I try not to pass judgement on those 92% who abort their babies, instead I just feel sorry for them. Maybe they see all of the medical problems their child could have and envision their futures as the only caretakers for their child.I think the problem is that most OB doctors do not
know what it is like to actually have a child with Down syndrome. I saw the pure surprise on my OB's face when she saw how wonderful Ella is. There just needs to be more information out there and more resources available prenatally as well as once the child is born. I have given permission to Ella's therapists to give my name and number out to anybody. I have also asked my OB to give my name and number out, though I highly doubt she would, she seems to be the type who would strongly discuss your options.

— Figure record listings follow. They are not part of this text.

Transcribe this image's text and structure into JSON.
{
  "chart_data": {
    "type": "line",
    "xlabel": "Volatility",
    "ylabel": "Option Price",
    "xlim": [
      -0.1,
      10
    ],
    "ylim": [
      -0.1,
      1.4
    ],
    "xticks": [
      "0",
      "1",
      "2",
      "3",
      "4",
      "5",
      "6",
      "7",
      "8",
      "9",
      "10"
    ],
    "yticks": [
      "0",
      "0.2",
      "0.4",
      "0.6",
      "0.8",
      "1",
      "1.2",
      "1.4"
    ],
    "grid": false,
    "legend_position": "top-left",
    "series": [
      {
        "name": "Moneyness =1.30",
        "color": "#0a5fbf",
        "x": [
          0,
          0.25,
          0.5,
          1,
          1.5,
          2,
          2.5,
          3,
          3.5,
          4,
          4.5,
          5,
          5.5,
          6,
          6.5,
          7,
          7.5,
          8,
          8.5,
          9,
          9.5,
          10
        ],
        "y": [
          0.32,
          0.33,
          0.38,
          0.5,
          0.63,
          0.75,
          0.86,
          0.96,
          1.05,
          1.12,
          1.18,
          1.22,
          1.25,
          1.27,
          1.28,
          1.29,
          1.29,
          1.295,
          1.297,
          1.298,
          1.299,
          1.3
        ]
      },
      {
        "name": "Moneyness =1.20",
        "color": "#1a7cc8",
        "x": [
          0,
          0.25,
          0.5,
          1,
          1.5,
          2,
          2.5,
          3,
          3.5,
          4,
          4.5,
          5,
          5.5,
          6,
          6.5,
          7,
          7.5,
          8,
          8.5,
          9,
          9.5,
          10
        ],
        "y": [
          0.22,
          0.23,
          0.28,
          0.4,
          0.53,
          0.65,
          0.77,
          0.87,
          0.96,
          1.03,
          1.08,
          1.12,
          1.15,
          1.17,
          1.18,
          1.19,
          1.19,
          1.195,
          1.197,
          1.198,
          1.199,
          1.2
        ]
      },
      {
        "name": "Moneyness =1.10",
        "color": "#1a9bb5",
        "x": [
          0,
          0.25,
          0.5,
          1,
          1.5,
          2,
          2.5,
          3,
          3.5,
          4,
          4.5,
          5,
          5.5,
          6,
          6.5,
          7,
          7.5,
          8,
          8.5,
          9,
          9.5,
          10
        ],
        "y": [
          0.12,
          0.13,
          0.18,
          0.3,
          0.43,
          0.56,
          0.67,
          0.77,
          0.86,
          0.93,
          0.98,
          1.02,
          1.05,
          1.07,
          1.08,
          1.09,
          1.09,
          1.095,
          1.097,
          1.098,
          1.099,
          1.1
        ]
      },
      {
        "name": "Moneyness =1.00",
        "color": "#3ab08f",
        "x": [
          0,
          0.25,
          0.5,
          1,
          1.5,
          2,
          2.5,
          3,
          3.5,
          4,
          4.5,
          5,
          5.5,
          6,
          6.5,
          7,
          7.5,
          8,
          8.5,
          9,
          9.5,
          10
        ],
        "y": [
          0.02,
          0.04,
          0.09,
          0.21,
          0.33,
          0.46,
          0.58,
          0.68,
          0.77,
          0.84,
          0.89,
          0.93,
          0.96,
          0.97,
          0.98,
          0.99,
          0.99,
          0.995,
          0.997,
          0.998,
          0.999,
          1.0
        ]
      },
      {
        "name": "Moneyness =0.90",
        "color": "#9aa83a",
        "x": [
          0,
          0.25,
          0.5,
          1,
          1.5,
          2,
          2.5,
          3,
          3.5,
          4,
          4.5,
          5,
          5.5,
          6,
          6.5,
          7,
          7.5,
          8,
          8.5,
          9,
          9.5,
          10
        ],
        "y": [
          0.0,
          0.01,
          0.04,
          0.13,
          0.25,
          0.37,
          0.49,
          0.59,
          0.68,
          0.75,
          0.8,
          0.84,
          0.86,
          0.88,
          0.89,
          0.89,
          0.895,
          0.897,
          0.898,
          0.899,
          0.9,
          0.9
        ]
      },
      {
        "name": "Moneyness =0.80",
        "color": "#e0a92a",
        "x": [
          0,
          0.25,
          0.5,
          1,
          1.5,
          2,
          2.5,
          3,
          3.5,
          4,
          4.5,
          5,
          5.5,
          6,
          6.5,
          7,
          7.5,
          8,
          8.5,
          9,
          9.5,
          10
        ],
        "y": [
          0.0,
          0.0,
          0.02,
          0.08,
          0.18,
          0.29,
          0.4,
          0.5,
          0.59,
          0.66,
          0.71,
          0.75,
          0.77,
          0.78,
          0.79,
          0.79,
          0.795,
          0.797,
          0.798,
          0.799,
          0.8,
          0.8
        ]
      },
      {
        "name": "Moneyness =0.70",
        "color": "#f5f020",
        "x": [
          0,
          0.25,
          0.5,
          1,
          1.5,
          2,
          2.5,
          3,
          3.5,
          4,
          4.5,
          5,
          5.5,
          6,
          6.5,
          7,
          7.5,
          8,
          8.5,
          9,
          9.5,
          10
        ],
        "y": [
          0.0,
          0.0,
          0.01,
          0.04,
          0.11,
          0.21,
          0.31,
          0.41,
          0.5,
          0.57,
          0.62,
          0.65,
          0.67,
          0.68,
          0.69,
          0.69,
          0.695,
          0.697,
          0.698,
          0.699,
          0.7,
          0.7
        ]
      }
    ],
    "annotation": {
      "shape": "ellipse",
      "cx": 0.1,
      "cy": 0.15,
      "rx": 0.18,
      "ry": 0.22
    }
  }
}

I think that if people who are debating whether or not to keep their baby could see a real baby with Down syndrome, and see that she is just a baby would be better informed than if they just read all the problems they could have.

My feeling is this though, if you choose to have a baby, what makes it okay for you to abort that baby because it is not what you wanted. There is no perfect baby, except the one you have. Here is an article about DS testing http://www.sltrib.com/ci_6101963
These are shirts that you can personalize, available at http://www.reecesrainbow.com/takethehighroad.htm



6 comments:

RK said...

Excellent thoughts. It is also really bothersome to me that so many abort, and although I sometimes wish I had known so that the shock could have been dealt with before her birth, with all the circumstances as they were, I think God worked it out all just as it needed to be. I sometimes forget he's still smarter than me. :o)

Love the shirts too!

~Melissa~ said...

I struggle almost every day thinking about the percentage of babies that are aborted because of DS. It just tears me up.

Thank you for the link to the shirts - I'll have to order something.

amy flege said...

i so agree with you 100%!!! we didnt know mayson had Ds until after she was born but man do we feel blessed!

Laurie said...

I'm so grateful that I didn't know that my Chase had Ds before he was born. I honestly don't know what I would have done. I can't fault the mothers who choose abortion, but I'm glad that I didn't have that option, because he has been full of good surprises. I think it would have been more painful to live with the "what-ifs" than to go through the shock and frustration that his initial diagnosis brought.

Jamie (My kid has more chromosomes than yours!) said...

I was given this site by a woman with ECI. I also have a daughter with Down syndrome. She is 9 weeks old. We had no idea she had Ds because we did not have the testing done beforehand. I did not know until she was 2 hours old that there was even a possibility for it. I am glad I did not know, because as devastating as it was to find out afterward, I was able to move past it fairly quickly and be happy with things as they are. If I had known during pregnancy, I never would have aborted (I've read that statistic too and it makes me feel sick inside) but I'd have stressed, and worried, and made myself sick over it all.

Tara Marie said...

Wonderful post.

We 'knew' that our daughter would have Down syndrome....more in a spiritual sense, but we also had 'soft markers' but we declined the amnio to find out for sure, as she was our daughter.....exactly the way she was created.

I love the t-shirts you posted.

My heart aches to think that eugenics is very strong and active in our society.

Thank you for this post.....I enjoyed it greatly.